金先物相場が過去最高値更新、ウクライナ情勢を警戒
大阪取引所に上場する金先物相場が過去最高値を更新した。2月21日の取引時間中の高値は1グラム=7,039円に達し(2月21日09:50時点)、2020年8月7日の高値7,032円を上回っている。背景にあるのは、ウクライナ情勢の緊迫化だ。ロシアがいつウクライナに侵攻するのか分からないとの不安心理が金融市場全体に広がりを見せる中、投資家のリスク選好性が低下しており、「安全資産」を求める動きが活発になっている。
2月24日には米露外相会談が予定されており、それ以外にも各国がロシアとの協議を行っている。しかしバイデン米大統領が2月18日、ロシアのプーチン大統領がウクライナ侵攻を「決断したと確信している」と発言したこともあり、週明けのアジア金融市場は改めて不安定化している。
ロシアが実際にウクライナに侵攻すれば、欧米各国を中心に対露制裁が実施されるのは確実視されている。国際政治、経済、軍事環境に大きな混乱が生じる可能性があり、先行き不透明感が急激に高まっている。
しかも、現在はパンデミック後のサプライチェーンの混乱もあって既に強力なインフレ圧力が発生しており、米国では1月消費者物価指数が約40年ぶりの高水準となる前年同月比7.5%に達している。一方、ロシアは主要な資源生産・輸出国であり、ロシアのウクライナ侵攻をきっかけに、資源価格の高騰がエスカレートする可能性が警戒されている。
原油、天然ガス、アルミ、ニッケル、銅、コバルト、金、プラチナ、パラジウム、ダイヤモンド、小麦、肥料など、多くの資源供給に混乱が生じる可能性がある。

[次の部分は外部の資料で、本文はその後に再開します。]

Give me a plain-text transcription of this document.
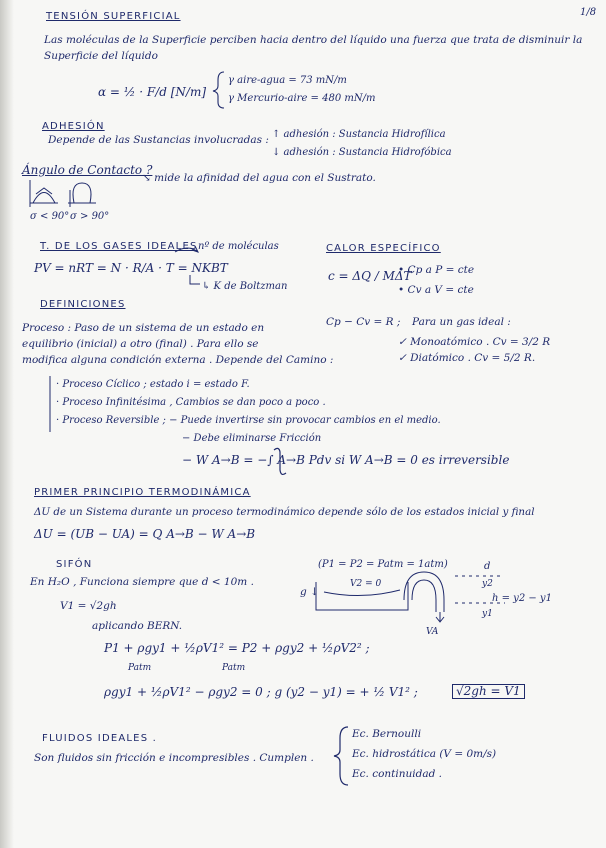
1/8
TENSIÓN SUPERFICIAL
Las moléculas de la Superficie perciben hacia dentro del líquido una fuerza que trata de disminuir la
Superficie del líquido
α = ½ · F/d [N/m]
γ aire-agua = 73 mN/m
γ Mercurio-aire = 480 mN/m
ADHESIÓN
Depende de las Sustancias involucradas : ↑ adhesión : Sustancia Hidrofílica
↓ adhesión : Sustancia Hidrofóbica
Ángulo de Contacto ?
↘ mide la afinidad del agua con el Sustrato.
σ < 90° σ > 90°
T. DE LOS GASES IDEALES nº de moléculas
PV = nRT = N · R/A · T = NKBT
↳ K de Boltzman
CALOR ESPECÍFICO
c = ΔQ / MΔT
• Cp a P = cte
• Cv a V = cte
Cp − Cv = R ; Para un gas ideal :
✓ Monoatómico . Cv = 3/2 R
✓ Diatómico . Cv = 5/2 R.
DEFINICIONES
Proceso : Paso de un sistema de un estado en
equilibrio (inicial) a otro (final) . Para ello se
modifica alguna condición externa . Depende del Camino :
· Proceso Cíclico ; estado i = estado F.
· Proceso Infinitésima , Cambios se dan poco a poco .
· Proceso Reversible ; − Puede invertirse sin provocar cambios en el medio.
− Debe eliminarse Fricción
− W A→B = −∫ A→B Pdv si W A→B = 0 es irreversible
PRIMER PRINCIPIO TERMODINÁMICA
ΔU de un Sistema durante un proceso termodinámico depende sólo de los estados inicial y final
ΔU = (UB − UA) = Q A→B − W A→B
SIFÓN
En H₂O , Funciona siempre que d < 10m .
V1 = √2gh
aplicando BERN.
(P1 = P2 = Patm = 1atm)
V2 = 0
g ↓
d
y2
h = y2 − y1
y1
VA
P1 + ρgy1 + ½ρV1² = P2 + ρgy2 + ½ρV2² ;
Patm	Patm
ρgy1 + ½ρV1² − ρgy2 = 0 ; g (y2 − y1) = + ½ V1² ;	√2gh = V1
FLUIDOS IDEALES .
Son fluidos sin fricción e incompresibles . Cumplen .
Ec. Bernoulli
Ec. hidrostática (V = 0m/s)
Ec. continuidad .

既にエネルギーや食品を筆頭に各種モノの価格が高騰しているが、今回のウクライナ危機の進展状況によっては、インフレが更に加速しかねないとの懸念も高まっている。
前回高値は、新型コロナウイルスの感染が世界的に拡大し、ワクチンや治療薬の開発が可能かも疑問視される中で、金価格は7,032円まで上昇していた。その後はワクチン開発に成功し、世界経済が回復軌道に乗り始めたことで、2021年3月5日には5,852円まで急落していた。しかし、昨年後半からはインフレ懸念の織り込みや円安で徐々に金価格は上昇に転じ、今年は年初の段階で既に6,709円まで上昇していた。更にインフレリスク、金融市場不安定化のリスクを織り込むのかが問われている局面で、ロシアのウクライナ侵攻という新たなリスクが浮上していることが、金価格をパンデミックの混乱時よりも更に高値まで押し上げている。

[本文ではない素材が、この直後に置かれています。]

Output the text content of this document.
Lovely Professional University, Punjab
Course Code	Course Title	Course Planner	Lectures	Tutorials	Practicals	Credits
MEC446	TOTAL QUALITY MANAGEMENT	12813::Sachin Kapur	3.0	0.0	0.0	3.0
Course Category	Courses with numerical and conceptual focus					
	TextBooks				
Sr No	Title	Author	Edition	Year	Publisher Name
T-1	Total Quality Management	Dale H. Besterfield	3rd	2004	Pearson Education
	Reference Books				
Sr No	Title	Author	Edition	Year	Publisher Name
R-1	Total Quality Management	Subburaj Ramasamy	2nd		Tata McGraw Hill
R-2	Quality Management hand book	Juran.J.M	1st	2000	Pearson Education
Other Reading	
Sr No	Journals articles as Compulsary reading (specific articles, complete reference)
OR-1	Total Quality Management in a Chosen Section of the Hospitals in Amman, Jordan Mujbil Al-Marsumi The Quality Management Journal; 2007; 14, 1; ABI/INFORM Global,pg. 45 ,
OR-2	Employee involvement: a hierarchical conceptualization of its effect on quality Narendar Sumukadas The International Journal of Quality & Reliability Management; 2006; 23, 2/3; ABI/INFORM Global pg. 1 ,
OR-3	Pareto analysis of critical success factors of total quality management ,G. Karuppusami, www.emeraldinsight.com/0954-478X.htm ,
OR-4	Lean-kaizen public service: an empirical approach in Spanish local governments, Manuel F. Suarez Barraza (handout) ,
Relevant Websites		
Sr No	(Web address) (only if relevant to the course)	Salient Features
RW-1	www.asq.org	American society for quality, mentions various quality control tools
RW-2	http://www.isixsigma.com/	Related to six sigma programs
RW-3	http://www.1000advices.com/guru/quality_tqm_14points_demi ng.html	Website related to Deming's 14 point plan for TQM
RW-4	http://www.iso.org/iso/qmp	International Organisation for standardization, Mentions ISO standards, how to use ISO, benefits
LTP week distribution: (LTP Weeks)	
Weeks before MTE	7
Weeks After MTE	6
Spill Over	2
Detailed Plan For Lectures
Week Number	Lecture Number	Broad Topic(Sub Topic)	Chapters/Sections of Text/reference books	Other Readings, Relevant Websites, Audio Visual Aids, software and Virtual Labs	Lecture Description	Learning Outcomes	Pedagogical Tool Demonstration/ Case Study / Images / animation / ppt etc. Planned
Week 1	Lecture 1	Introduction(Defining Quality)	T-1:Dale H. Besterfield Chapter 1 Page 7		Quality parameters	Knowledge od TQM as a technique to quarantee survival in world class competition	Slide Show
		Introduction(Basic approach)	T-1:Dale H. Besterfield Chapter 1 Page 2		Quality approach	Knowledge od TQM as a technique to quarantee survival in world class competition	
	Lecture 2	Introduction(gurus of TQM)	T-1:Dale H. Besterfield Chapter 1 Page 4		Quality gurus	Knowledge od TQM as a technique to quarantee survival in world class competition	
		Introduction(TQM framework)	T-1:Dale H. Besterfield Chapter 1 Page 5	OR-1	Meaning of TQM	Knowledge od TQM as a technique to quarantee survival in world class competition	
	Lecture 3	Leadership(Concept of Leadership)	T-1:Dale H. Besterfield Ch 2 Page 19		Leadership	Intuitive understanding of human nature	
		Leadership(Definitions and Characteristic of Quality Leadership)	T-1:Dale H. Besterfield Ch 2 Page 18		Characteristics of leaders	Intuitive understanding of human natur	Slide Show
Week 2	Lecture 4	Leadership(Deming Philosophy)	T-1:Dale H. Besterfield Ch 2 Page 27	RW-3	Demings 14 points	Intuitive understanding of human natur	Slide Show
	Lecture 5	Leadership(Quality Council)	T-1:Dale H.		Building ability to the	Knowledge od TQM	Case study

一般的に「有事の金買い」は、実際にロシアのウクライナ侵攻と言った動き(=有事)が始まると一服する傾向にある。しかし、それによって強力なインフレ圧力が発生すると、世界経済や家計に対して大きなダメージが発生し、金価格は更に上昇が続く可能性がある。金相場が過去最高値を更新していることは、現在のウクライナ情勢が抱えるリスクの高さを強く示している警告と受け止めるべきだろう。